Convert Lumens to PPF - Online Calculator
I'm only a beginner myself mate, but it just doesn't make sense that the ppfd goes up infinitely based on the number of strips. I think power has to factor into the equation then see what you get out. Pretty sure that's the bit missing from the calculation.
 

DukeFluke

Well-Known Member
@CaliWorthington

Use this to get your ppf first. Then use that calculator you linked.

https://www.waveformlighting.com/horticulture/convert-lumens-to-ppf-online-calculator

Use the specs on the strip's datasheet or on the digikey page for lumens per watt, then multiply by the power each strip will be run at, then the colour temp of your strip.

What you come out with, enter in your original calculator with the total watts. Strip number is irrelevant then I think. It's more about the spread of light and how much will reach the surface area
 
Last edited:

CaliWorthington

Well-Known Member
@CaliWorthington

Use this to get your ppf first. Then use that calculator you linked.

https://www.waveformlighting.com/horticulture/convert-lumens-to-ppf-online-calculator

Use the specs on the strip's datasheet or on the digikey page for lumens per watt, then multiply by the power each strip will be run at, then the colour temp of your strip.

What you come out with, enter in your original calculator with the total watts. Strip number is irrelevant then I think. It's more about the spread of light and how much will reach the surface area
So 168 lm/w x 51.5 watts x 3000? That's a PPF of over 25 million. Maybe I should give up on math and just grow weed.
 

DukeFluke

Well-Known Member
Just done a calculation based on my space. Someone tell me if I've got this wrong.

So The F-Series run at 168 Lumens per watt and the light is 480w max.

Using the waveform calculator:

168 lumens x 480w = 80,640

80,640 input into the waveform calculator with high CRI 3000K as my choice = 1540 umol/s

Take that number and put it into the HLG calculator and, if 80% of the light reaches the target I have a ppfd of 1083

if 90% its over 1200 ppfd

Not sure about heights etc tho
 

tilopa

Well-Known Member
@CaliWorthington

Use this to get your ppf first. Then use that calculator you linked.

https://www.waveformlighting.com/horticulture/convert-lumens-to-ppf-online-calculator

Use the specs on the strip's datasheet or on the digikey page for lumens per watt, then multiply by the power each strip will be run at, then the colour temp of your strip.

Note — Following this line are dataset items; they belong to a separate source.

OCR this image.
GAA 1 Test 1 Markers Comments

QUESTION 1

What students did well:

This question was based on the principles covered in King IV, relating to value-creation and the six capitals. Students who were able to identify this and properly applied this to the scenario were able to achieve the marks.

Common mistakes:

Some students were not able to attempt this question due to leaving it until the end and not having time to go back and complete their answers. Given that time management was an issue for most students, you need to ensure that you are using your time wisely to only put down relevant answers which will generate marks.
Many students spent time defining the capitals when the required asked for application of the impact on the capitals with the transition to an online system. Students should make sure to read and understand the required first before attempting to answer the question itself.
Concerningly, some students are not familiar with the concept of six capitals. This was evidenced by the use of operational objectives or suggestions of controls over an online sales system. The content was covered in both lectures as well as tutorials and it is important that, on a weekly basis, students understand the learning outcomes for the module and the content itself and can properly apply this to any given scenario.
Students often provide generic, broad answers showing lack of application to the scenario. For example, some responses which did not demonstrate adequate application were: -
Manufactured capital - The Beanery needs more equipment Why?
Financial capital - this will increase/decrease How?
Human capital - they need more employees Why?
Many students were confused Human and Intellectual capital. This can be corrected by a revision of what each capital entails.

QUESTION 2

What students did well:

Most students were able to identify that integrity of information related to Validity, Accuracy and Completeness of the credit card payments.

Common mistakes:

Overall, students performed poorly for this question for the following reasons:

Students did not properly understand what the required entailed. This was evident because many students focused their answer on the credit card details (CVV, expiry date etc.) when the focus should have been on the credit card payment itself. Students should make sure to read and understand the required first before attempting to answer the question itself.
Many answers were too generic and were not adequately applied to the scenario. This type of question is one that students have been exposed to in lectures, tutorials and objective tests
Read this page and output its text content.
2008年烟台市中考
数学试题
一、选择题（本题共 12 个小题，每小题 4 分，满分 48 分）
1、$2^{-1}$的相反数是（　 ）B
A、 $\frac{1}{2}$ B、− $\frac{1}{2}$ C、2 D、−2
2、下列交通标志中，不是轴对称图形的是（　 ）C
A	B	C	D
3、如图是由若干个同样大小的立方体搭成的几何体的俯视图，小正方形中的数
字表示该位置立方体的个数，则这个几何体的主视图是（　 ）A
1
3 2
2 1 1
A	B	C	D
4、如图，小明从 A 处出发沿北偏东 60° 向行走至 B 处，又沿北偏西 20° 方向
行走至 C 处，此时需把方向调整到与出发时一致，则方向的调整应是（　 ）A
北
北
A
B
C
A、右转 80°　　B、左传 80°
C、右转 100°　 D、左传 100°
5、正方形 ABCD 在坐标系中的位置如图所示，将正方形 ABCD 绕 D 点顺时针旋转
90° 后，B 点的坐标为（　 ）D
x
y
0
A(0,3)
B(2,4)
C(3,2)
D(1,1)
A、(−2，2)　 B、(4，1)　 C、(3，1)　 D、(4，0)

What you come out with, enter in your original calculator with the total watts. Strip number is irrelevant then I think. It's more about the spread of light and how much will reach the surface area
According to this I would get
Result: 1641.34 umol/s
Seems a bit unrealistically high. Oh, my bad I was thinking this was ppfd.

After HLG calc: 938 PPFD
 

DukeFluke

Well-Known Member
Maybe that's at light level. That bit's a bit vague. Does it say anywhere at what distance that figure is accurate?